Showing results for 
Search instead for 
Did you mean: 

Index sizing and actuals

Level 4

Hello all,

I am in the middle of figuring out what the Index architecture will be for a new EV (11) platform. This platform will replace an existing EV platform (migrate).

Looking through all the docs, incl. the estimator tools, the rule of thumb is "full index = 13% of the unarchived data size". I.e. 100 TByte of original data will result in approx 13 TByte of Index data.

I have had a look on the current environment (holding about 220 TByte and 1.3 Billion items) and see that I have approx. 13,5 TByte of Index and roughly 17 Million files stored in the Index.
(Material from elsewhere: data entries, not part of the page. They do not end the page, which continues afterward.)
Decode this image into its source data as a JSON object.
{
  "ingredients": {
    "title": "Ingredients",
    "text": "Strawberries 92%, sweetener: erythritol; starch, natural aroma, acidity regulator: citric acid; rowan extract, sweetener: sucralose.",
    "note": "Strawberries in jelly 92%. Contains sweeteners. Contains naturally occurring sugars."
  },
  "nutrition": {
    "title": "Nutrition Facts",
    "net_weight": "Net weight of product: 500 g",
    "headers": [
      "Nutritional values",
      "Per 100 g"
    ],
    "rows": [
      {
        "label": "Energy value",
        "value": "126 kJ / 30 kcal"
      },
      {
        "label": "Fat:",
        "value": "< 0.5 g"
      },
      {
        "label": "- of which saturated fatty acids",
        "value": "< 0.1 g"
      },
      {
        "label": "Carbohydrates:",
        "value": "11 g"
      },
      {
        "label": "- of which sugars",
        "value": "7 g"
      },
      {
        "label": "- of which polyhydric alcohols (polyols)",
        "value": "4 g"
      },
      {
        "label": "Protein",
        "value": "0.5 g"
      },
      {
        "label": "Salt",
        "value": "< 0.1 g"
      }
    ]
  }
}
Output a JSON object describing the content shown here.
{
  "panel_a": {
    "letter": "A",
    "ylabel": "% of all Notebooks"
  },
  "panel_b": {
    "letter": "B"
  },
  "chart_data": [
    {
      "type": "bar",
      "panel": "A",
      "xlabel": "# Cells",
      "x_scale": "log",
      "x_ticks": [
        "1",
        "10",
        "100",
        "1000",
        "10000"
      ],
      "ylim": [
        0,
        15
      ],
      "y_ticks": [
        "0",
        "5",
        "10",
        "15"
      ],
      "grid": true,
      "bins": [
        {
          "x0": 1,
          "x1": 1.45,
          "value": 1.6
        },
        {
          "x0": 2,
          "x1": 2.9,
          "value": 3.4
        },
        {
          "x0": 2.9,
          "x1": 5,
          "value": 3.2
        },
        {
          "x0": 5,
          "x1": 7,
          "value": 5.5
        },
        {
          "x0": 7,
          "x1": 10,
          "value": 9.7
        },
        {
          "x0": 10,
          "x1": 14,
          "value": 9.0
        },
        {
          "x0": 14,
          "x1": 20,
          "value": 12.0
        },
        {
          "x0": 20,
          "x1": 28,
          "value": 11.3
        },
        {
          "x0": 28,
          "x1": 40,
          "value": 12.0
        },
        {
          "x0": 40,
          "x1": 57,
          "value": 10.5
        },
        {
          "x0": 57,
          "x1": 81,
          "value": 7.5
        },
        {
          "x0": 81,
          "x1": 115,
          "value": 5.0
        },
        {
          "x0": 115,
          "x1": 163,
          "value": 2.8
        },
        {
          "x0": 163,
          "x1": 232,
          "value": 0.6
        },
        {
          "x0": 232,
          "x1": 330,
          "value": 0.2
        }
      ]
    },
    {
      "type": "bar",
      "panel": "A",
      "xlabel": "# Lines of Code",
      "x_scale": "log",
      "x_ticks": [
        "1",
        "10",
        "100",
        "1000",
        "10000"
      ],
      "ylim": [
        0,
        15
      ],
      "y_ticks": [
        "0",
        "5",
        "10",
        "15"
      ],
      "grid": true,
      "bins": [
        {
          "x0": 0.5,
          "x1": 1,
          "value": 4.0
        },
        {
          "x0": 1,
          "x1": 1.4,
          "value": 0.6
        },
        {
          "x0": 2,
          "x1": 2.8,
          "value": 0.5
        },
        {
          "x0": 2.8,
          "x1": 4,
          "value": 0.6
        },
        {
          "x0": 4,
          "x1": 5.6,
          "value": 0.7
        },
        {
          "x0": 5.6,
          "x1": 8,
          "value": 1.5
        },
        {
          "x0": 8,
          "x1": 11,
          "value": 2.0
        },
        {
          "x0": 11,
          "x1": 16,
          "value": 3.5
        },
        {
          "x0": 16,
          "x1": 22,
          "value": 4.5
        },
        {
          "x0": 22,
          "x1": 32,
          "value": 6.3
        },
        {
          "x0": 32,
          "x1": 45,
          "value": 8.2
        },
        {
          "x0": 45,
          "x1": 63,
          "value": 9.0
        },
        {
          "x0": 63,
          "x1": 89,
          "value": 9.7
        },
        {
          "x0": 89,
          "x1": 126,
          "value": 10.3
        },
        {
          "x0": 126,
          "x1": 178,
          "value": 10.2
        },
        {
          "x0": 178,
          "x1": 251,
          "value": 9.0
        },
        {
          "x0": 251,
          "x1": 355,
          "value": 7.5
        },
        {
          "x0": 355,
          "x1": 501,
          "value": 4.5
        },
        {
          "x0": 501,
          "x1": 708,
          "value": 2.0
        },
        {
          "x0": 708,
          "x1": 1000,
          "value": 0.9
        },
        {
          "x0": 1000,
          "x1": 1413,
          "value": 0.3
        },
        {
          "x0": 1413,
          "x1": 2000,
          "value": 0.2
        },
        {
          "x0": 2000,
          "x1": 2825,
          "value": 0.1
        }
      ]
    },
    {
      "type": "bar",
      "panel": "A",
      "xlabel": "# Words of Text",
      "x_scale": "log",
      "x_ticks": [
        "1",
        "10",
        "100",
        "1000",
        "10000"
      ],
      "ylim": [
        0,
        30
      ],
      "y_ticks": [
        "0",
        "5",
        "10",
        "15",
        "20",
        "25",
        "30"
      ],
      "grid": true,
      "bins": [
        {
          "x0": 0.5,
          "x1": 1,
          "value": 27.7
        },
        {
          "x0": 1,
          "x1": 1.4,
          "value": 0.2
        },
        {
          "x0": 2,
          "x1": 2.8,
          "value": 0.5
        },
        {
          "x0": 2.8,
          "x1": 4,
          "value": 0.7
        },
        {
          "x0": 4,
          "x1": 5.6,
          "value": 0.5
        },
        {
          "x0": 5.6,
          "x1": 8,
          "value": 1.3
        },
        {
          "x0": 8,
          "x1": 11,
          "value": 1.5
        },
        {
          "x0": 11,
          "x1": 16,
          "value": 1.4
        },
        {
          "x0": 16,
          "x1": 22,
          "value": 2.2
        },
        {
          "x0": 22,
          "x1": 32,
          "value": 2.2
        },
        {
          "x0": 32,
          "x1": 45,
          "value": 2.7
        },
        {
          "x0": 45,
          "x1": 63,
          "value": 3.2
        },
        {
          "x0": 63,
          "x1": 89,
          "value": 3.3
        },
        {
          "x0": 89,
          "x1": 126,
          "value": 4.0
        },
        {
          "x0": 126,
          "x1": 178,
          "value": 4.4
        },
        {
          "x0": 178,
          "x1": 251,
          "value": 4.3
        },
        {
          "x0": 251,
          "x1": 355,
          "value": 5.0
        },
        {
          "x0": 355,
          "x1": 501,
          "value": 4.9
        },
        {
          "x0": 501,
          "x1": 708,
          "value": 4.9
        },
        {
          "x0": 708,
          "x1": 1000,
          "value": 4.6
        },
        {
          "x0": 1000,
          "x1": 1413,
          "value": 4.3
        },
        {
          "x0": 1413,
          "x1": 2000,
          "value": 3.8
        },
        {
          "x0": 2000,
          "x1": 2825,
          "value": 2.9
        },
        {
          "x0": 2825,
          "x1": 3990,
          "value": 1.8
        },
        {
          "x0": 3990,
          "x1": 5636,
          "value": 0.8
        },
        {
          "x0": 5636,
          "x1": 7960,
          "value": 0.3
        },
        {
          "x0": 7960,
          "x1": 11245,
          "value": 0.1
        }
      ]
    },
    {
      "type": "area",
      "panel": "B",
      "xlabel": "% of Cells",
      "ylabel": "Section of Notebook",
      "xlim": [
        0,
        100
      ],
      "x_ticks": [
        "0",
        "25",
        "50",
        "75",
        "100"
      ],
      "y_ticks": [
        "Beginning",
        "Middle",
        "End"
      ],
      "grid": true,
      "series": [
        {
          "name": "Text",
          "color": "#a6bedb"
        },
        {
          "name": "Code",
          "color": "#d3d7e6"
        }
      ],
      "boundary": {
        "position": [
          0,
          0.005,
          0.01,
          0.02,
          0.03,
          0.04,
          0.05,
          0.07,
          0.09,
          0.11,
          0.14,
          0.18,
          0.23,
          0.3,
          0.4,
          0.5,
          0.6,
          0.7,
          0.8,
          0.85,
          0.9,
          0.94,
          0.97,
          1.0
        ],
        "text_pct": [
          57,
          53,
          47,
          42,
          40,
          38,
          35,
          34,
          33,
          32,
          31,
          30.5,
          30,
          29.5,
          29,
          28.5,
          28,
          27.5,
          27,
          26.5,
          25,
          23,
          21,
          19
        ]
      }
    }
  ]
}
Where as the size is a bit less (13% = 28,5 TB).

I'm a bit in the blank how indexes are stored and why I see a different outcome looking on disks (sizes) and calculator...

The number of achived items if pretty much the same as the number of Indexed Files (minus the failed)



Level 4
Partner Accredited Certified

Hi Bert,

The rule of thumb is usually pretty good when the total content sizes are smaller and you're looking at one - maybe two - vault stores.  When you're getting into a larger set of data, however, it can get a bit murky.  This is because of the differences in how vault stores and indexes are structured.

The folders in your index partitions are based on archives, whereas vault store partitions are based on the vault stores they're associated with.  So while the index volumes are only building based on the archive they're associated with, vault store partitions are building based on whether or not actual items are already in the store (assuming there's SIS going on within the store), and/or whether or not other vault stores in the group have that item (assuming SIS is going on within the group).  Different storage devices also play into this, as they may or may not be handling their own compression or Single-instancing.

In your case, it's possible that there's a good deal of duplication going on between vault stores.  It's also possible that the indexes are seeing a lot less unique characters in the content... or it's a combination of the two.

Either way, the 13% tends to be a conservative rule of thumb from my experience, as rules of thumb pertaining to sizing should be.  Even though your case is a bit more unusual than most, I'm not finding myself terribly surprised by the number.

Hope that helps!


Level 6
Partner Accredited

Yes thats what I have noticed at several of my customers, the Index is basically 10%